Explorer la psychologie du raisonnement moral et juridique des LLM
Aujourd’hui, les grands modèles de langage (LLM) démontrent des performances de niveau expert dans de multiples domaines, suscitant un vif intérêt pour comprendre leurs processus de raisonnement internes. Comprendre comment les LLM produisent ces résultats étonnants est crucial pour le développement futur des agents d’intelligence artificielle et pour s’assurer qu’ils soient alignés avec les valeurs humaines. Cependant, l’architecture des LLM actuels rend difficile l’explication de leurs processus internes. Par conséquent, les chercheurs ont commencé à s’inspirer des méthodes utilisées en psychologie pour explorer les modèles de raisonnement des LLM, donnant naissance à un nouveau domaine de recherche appelé “psychologie des machines”.

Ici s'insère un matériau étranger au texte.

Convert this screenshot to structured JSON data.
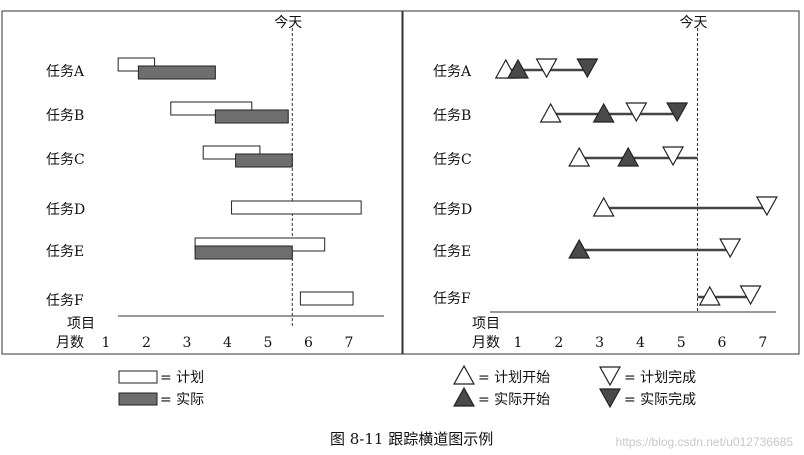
{
  "chart_data": [
    {
      "type": "gantt-bar",
      "title": "",
      "today": {
        "label": "今天",
        "x": 5.6
      },
      "y_header": "项目",
      "x_header": "月数",
      "x_ticks": [
        "1",
        "2",
        "3",
        "4",
        "5",
        "6",
        "7"
      ],
      "x_tick_values": [
        1,
        2,
        3,
        4,
        5,
        6,
        7
      ],
      "tasks": [
        {
          "name": "任务A",
          "plan": [
            1.3,
            2.2
          ],
          "actual": [
            1.8,
            3.7
          ]
        },
        {
          "name": "任务B",
          "plan": [
            2.6,
            4.6
          ],
          "actual": [
            3.7,
            5.5
          ]
        },
        {
          "name": "任务C",
          "plan": [
            3.4,
            4.8
          ],
          "actual": [
            4.2,
            5.6
          ]
        },
        {
          "name": "任务D",
          "plan": [
            4.1,
            7.3
          ],
          "actual": null
        },
        {
          "name": "任务E",
          "plan": [
            3.2,
            6.4
          ],
          "actual": [
            3.2,
            5.6
          ]
        },
        {
          "name": "任务F",
          "plan": [
            5.8,
            7.1
          ],
          "actual": null
        }
      ]
    },
    {
      "type": "milestone",
      "title": "",
      "today": {
        "label": "今天",
        "x": 5.4
      },
      "y_header": "项目",
      "x_header": "月数",
      "x_ticks": [
        "1",
        "2",
        "3",
        "4",
        "5",
        "6",
        "7"
      ],
      "x_tick_values": [
        1,
        2,
        3,
        4,
        5,
        6,
        7
      ],
      "tasks": [
        {
          "name": "任务A",
          "plan_start": 0.7,
          "actual_start": 1.0,
          "plan_end": 1.7,
          "actual_end": 2.7
        },
        {
          "name": "任务B",
          "plan_start": 1.8,
          "actual_start": 3.1,
          "plan_end": 3.9,
          "actual_end": 4.9
        },
        {
          "name": "任务C",
          "plan_start": 2.5,
          "actual_start": 3.7,
          "plan_end": 4.8,
          "actual_end": null,
          "line_end": 5.4
        },
        {
          "name": "任务D",
          "plan_start": 3.1,
          "actual_start": null,
          "plan_end": 7.1,
          "actual_end": null
        },
        {
          "name": "任务E",
          "plan_start": null,
          "actual_start": 2.5,
          "plan_end": 6.2,
          "actual_end": null
        },
        {
          "name": "任务F",
          "plan_start": 5.7,
          "actual_start": null,
          "plan_end": 6.7,
          "actual_end": null,
          "line_start": 5.4
        }
      ]
    }
  ],
  "legend_left": [
    {
      "kind": "plan",
      "label": "= 计划"
    },
    {
      "kind": "actual",
      "label": "= 实际"
    }
  ],
  "legend_right": [
    {
      "kind": "plan-start",
      "label": "= 计划开始"
    },
    {
      "kind": "plan-end",
      "label": "= 计划完成"
    },
    {
      "kind": "actual-start",
      "label": "= 实际开始"
    },
    {
      "kind": "actual-end",
      "label": "= 实际完成"
    }
  ],
  "caption": "图 8-11    跟踪横道图示例",
  "watermark": "https://blog.csdn.net/u012736685",
  "colors": {
    "frame": "#333333",
    "bar_fill": "#6e6e6e",
    "line": "#444444"
  }
}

Auteurs de l’article Les auteurs de cet article proviennent de différentes institutions : - Guilherme F.C.F. Almeida, Insper Education and Research Institute, Brésil - José Luiz Nunes, Département d’Informatique, Université Catholique de Rio de Janeiro, Brésil ; École de Droit de FGV Rio, Brésil - Neele Engelmann, Université de Bochum, Allemagne ; Centre Homme-Machine, Institut Max Planck pour le Développement Humain, Allemagne - Alex Wiegmann, Université de Bochum, Allemagne - Marcelo de Araújo, Université Fédérale de Rio de Janeiro, Brésil ; Université d’État de Rio de Janeiro, Brésil
Méthodes de recherche : Les auteurs ont utilisé des méthodes de psychologie expérimentale, reproduisant 8 expériences classiques de psychologie et présentant les scénarios expérimentaux aux modèles Gemini Pro de Google, Claude 2.1 d’Anthropic, GPT-4 d’OpenAI et LLama 2 de Meta, tout en collectant leurs réponses. Les expériences reproduites comprenaient :
1) L’effet de simple exposition et l’action intentionnelle 2) Le comportement de tromperie 3) La théorie des fondements moraux 4) Les jugements de violation 5) Le biais de confirmation rétrospective (deux conceptions différentes) 6) Le concept de consentement 7) Les relations causales
En comparant les réponses des LLM à celles des participants humains, les auteurs ont examiné si les LLM réagissaient de manière cohérente avec les humains dans ces tâches impliquant le raisonnement moral et juridique, et ont identifié les différences systématiques.
Principales conclusions : 1) Les LLM ont montré des modèles de réponse similaires aux humains dans la plupart des tâches, mais avec des effets souvent amplifiés.
2) Pour certaines tâches, des différences notables ont été observées entre les différents LLM, certains étant très cohérents avec les réponses humaines, tandis que d’autres présentaient des biais systématiques, suggérant des divergences fondamentales dans leurs processus de raisonnement par rapport aux humains.
3) Les auteurs ont observé un “effet de bonne réponse”, les LLM donnant pratiquement la même réponse à une question, quelle que soit la formulation, avec une très faible variance.
4) Dans l’ensemble, GPT-4 était le modèle le plus aligné avec les réponses humaines.
5) Pour la tâche sur le concept de consentement, tous les modèles ont montré des différences importantes par rapport aux humains, suggérant des déficiences ou des biais dans la compréhension de ce concept juridique et moral crucial par les LLM.
Implications de la recherche : Cette étude a fourni la première évaluation systématique des capacités de raisonnement moral et juridique des LLM. Les résultats montrent que, bien que les LLM actuels puissent simuler les réponses humaines à bien des égards, des différences systématiques subsistent, plus marquées dans certains domaines. Cela suggère que l’alignement des LLM avec les valeurs humaines pourrait être plus difficile qu’anticipé. Cette étude ouvre la voie à de futures recherches approfondies en “psychologie des machines”. Si les logiques sous-jacentes aux raisonnements des LLM peuvent être complètement élucidées et améliorées, cela contribuera à renforcer l’alignement des systèmes d’IA avec les valeurs humaines.